Ahhh - so in other words, the pipe burst in the easement the city has against your property. Because of construction that an inspection to your property didn't reveal. Again, that sucks. It does not a conspiracy make, however. I'm sure that if an inspection had caught the work, laws would have been enforced. Otherwise the city is on the hook and the city doesn't like spending money (as you've seen). The only roads that ever get worked on are the main roads, because the main roads are the ones with the most traffic on them. But if that doesn't work for a lot of people, they set up shop elsewhere and suddenly Lansdale doesn't have the tax base to do what needs to be done and things change so they can attract business back. Again - facilitating trade. "Fans of sausage and politics should not watch either being made." - Otto von Bismarck
Have you ever read any of Richard Pipes's writing? He argues that the purpose of government is to protect private property, and that facilitating trade is one embodiment of that role. The different forms of government, then, arise based on whose property is being protected, whether it be a patrimonial system, in which the king owns all, or a liberal democracy in which many citizens may own property of some sort.
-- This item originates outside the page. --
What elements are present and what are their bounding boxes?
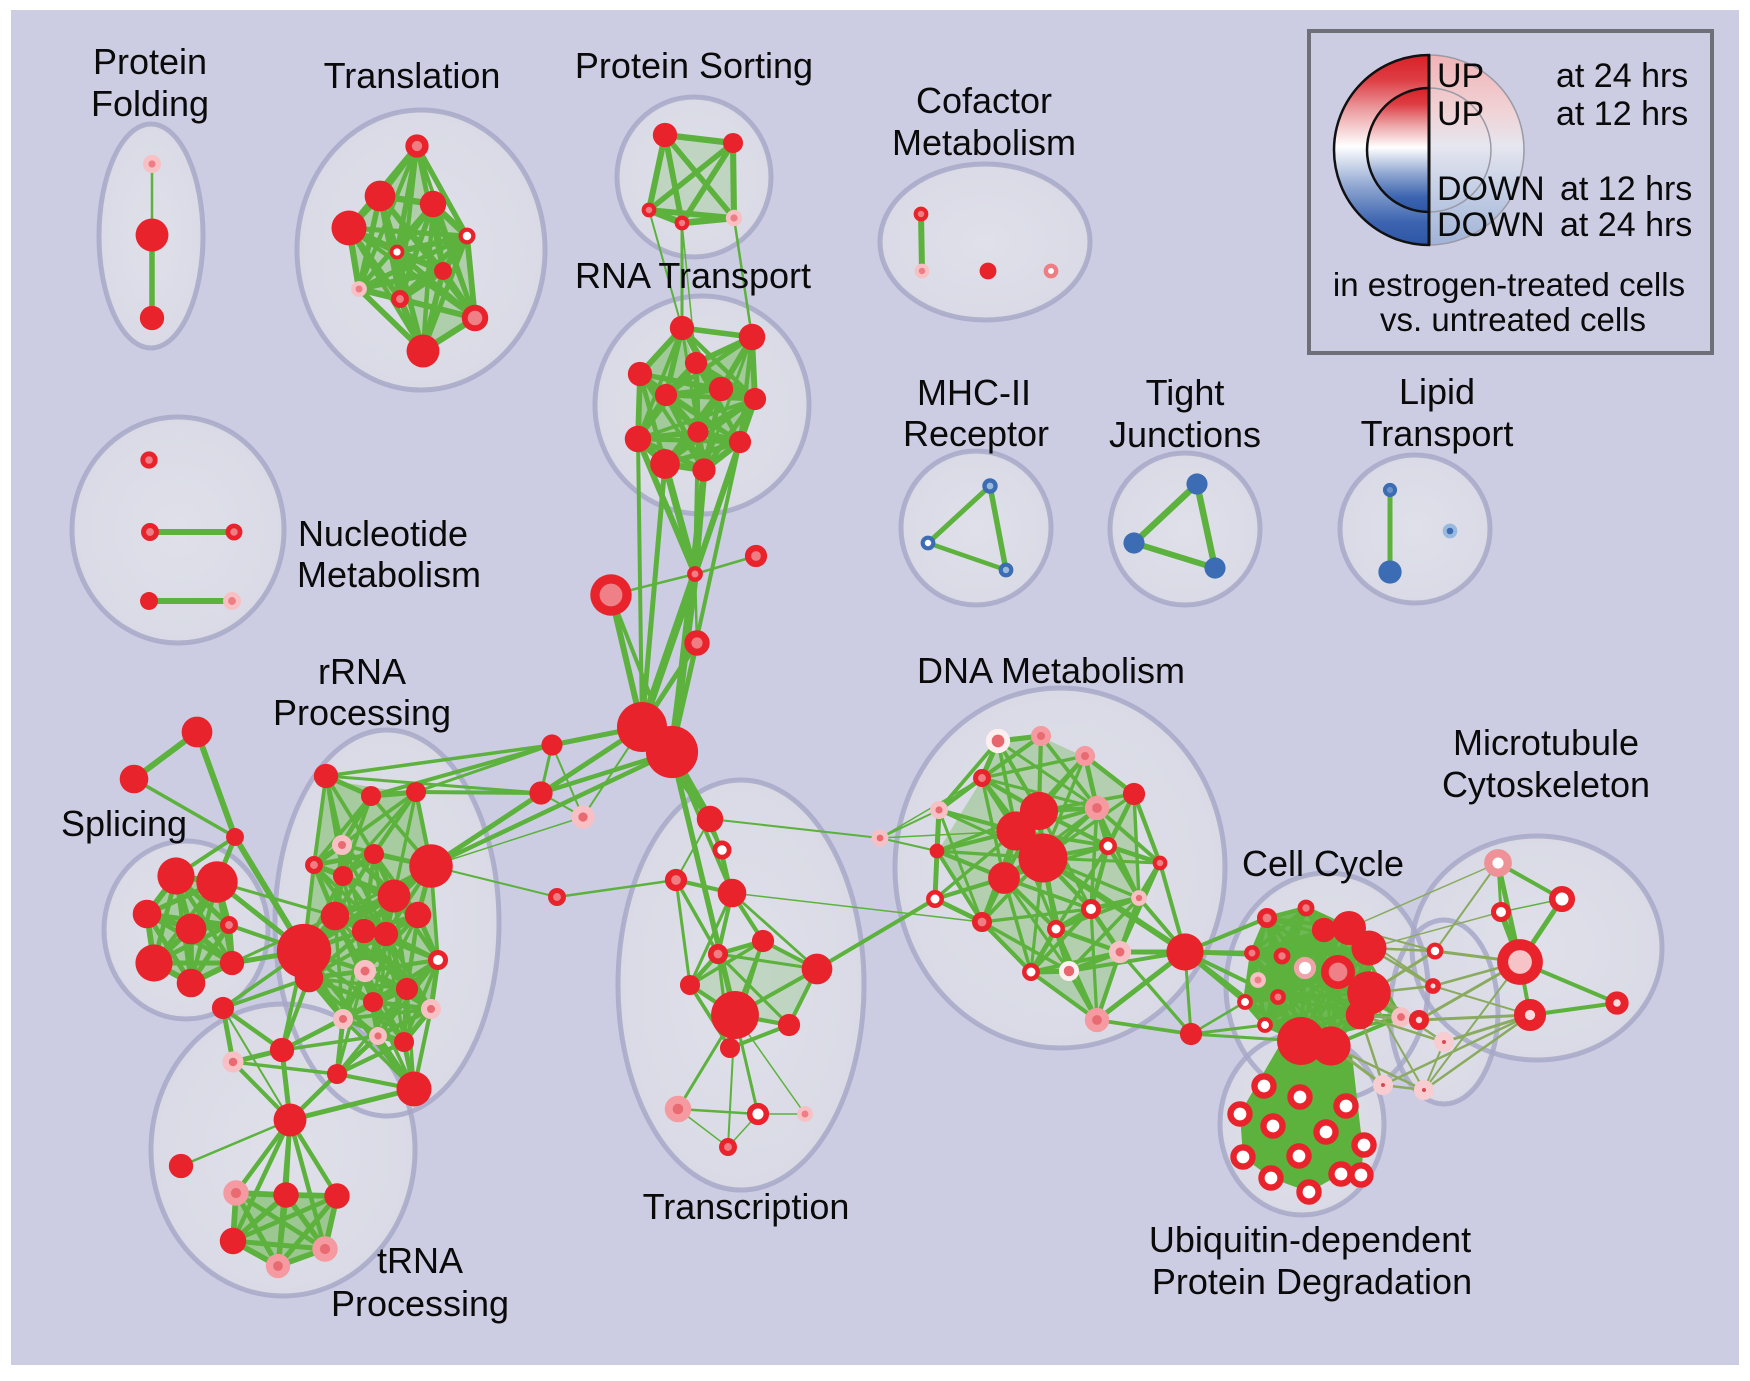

I have read two of his books, Property and Freedom, and The Russian Revolution. They are both pretty fascinating. I saw you recently had a baby, so I would suggest starting with Property and Freedom; The Russian Revolution is a volume that requires a whole lot of spare time to digest. Anyway P&F really gives some insight into why the Soviet Union happened in the first place, while Western countries by and large developed into liberal democracies, so its definitely worth reading.
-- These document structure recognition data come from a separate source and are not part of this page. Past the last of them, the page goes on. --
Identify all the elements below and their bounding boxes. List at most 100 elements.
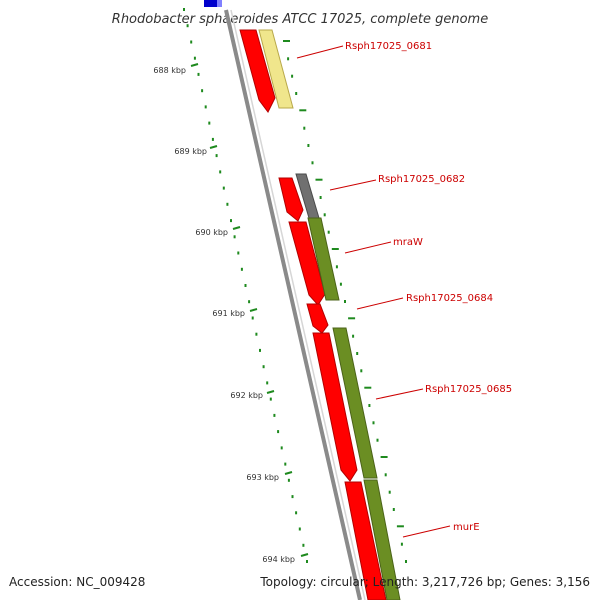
tick-mark bbox=[300, 553, 309, 557]
ruler-dot bbox=[283, 40, 290, 42]
ruler-dot bbox=[303, 126, 306, 130]
ruler-dot bbox=[368, 404, 371, 407]
ruler-dot bbox=[396, 525, 404, 528]
ruler-dot bbox=[240, 267, 243, 271]
genome-summary-text: Topology: circular; Length: 3,217,726 bp… bbox=[259, 575, 590, 589]
ruler-dot bbox=[280, 446, 283, 450]
ruler-dot bbox=[266, 381, 269, 385]
gene-feature-green[interactable] bbox=[307, 217, 340, 301]
gene-feature-green[interactable] bbox=[332, 327, 378, 479]
tick-mark bbox=[249, 308, 258, 312]
ruler-dot bbox=[237, 251, 240, 255]
ruler-dot bbox=[259, 348, 261, 352]
ruler-dot bbox=[311, 161, 314, 165]
cds-arrow[interactable] bbox=[278, 177, 304, 222]
gene-strand-ruler bbox=[283, 40, 407, 563]
cds-track bbox=[239, 29, 387, 600]
tick-mark bbox=[232, 226, 241, 230]
tick-mark bbox=[209, 145, 218, 149]
ruler-dot bbox=[277, 430, 280, 434]
ruler-dot bbox=[339, 282, 342, 286]
ruler-dot bbox=[405, 560, 407, 563]
ruler-dot bbox=[380, 456, 388, 458]
gene-label[interactable]: mraW bbox=[393, 237, 423, 248]
gene-label[interactable]: Rsph17025_0684 bbox=[406, 293, 493, 304]
tick-label: 693 kbp bbox=[246, 473, 279, 482]
ruler-dot bbox=[197, 72, 200, 76]
gene-label[interactable]: Rsph17025_0685 bbox=[425, 384, 512, 395]
ruler-dot bbox=[190, 40, 193, 44]
ruler-dot bbox=[331, 248, 339, 250]
accession-text: Accession: NC_009428 bbox=[9, 575, 145, 589]
ruler-dot bbox=[222, 186, 225, 190]
ruler-dot bbox=[302, 543, 305, 547]
genome-title: Rhodobacter sphaeroides ATCC 17025, comp… bbox=[112, 12, 488, 27]
ruler-dot bbox=[287, 478, 290, 482]
tick-group: 688 kbp 689 kbp 690 kbp 691 kbp 692 kbp … bbox=[153, 63, 309, 564]
ruler-dot bbox=[211, 137, 214, 141]
tick-label: 688 kbp bbox=[153, 66, 186, 75]
label-leader bbox=[296, 45, 344, 59]
label-leader bbox=[329, 179, 377, 191]
gene-fragment-blue-tip bbox=[217, 0, 222, 7]
ruler-dot bbox=[255, 332, 258, 336]
cds-arrow[interactable] bbox=[344, 481, 387, 600]
ruler-dot bbox=[315, 178, 323, 181]
ruler-dot bbox=[251, 316, 254, 320]
ruler-dot bbox=[376, 438, 379, 442]
gene-track bbox=[258, 29, 401, 600]
ruler-dot bbox=[306, 560, 308, 563]
label-leader bbox=[356, 297, 404, 310]
gene-fragment-blue[interactable] bbox=[204, 0, 220, 7]
ruler-dot bbox=[244, 284, 247, 287]
ruler-dot bbox=[307, 144, 310, 147]
tick-mark bbox=[190, 63, 199, 67]
ruler-dot bbox=[356, 352, 359, 355]
ruler-dot bbox=[284, 462, 287, 466]
ruler-dot bbox=[215, 154, 218, 158]
gene-label[interactable]: Rsph17025_0681 bbox=[345, 41, 432, 52]
ruler-dot bbox=[335, 265, 338, 269]
ruler-dot bbox=[360, 369, 363, 373]
cds-arrow[interactable] bbox=[288, 221, 326, 306]
label-leader bbox=[402, 525, 451, 538]
ruler-dot bbox=[295, 92, 298, 95]
ruler-dot bbox=[364, 386, 372, 389]
ruler-dot bbox=[273, 413, 276, 417]
ruler-dot bbox=[384, 473, 387, 477]
cds-arrow[interactable] bbox=[306, 303, 329, 334]
gene-feature-green[interactable] bbox=[363, 479, 401, 600]
tick-label: 694 kbp bbox=[262, 555, 295, 564]
tick-mark bbox=[284, 471, 293, 475]
gene-label[interactable]: murE bbox=[453, 522, 480, 533]
ruler-dot bbox=[299, 109, 307, 112]
tick-label: 691 kbp bbox=[212, 309, 245, 318]
ruler-dot bbox=[348, 317, 356, 320]
ruler-dot bbox=[219, 170, 222, 174]
gene-label[interactable]: Rsph17025_0682 bbox=[378, 174, 465, 185]
ruler-dot bbox=[291, 495, 294, 499]
label-leader bbox=[375, 388, 424, 400]
ruler-dot bbox=[208, 121, 211, 125]
cds-arrow[interactable] bbox=[312, 332, 358, 482]
ruler-dot bbox=[233, 235, 236, 239]
ruler-dot bbox=[193, 56, 196, 60]
ruler-dot bbox=[183, 8, 185, 11]
ruler-dot bbox=[344, 300, 346, 303]
ruler-dot bbox=[392, 508, 395, 511]
tick-label: 689 kbp bbox=[174, 147, 207, 156]
label-leader bbox=[344, 241, 392, 254]
ruler-dot bbox=[372, 421, 375, 425]
gene-feature-yellow[interactable] bbox=[258, 29, 294, 109]
ruler-dot bbox=[291, 74, 294, 78]
scale-ruler bbox=[183, 8, 308, 563]
ruler-dot bbox=[287, 57, 290, 61]
ruler-dot bbox=[269, 397, 272, 401]
gene-labels: Rsph17025_0681 Rsph17025_0682 mraW Rsph1… bbox=[296, 41, 512, 538]
cds-arrow[interactable] bbox=[239, 29, 276, 113]
ruler-dot bbox=[400, 542, 403, 546]
tick-label: 690 kbp bbox=[195, 228, 228, 237]
ruler-dot bbox=[248, 300, 251, 304]
ruler-dot bbox=[298, 527, 301, 531]
ruler-dot bbox=[295, 511, 298, 515]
I've not read it, so I don't really have an opinion. What I can say based on the two that I've read is that he is way more gifted as a writer--independent of his erudition, which is also top notch--than most academic writers I've come across. Given that, I'm sure most of his books are worthwhile.
FWIW: The "most effective marketing campaign" has been, and continues to be the one the christians are waging globally. IMO. Pretty solid ROI.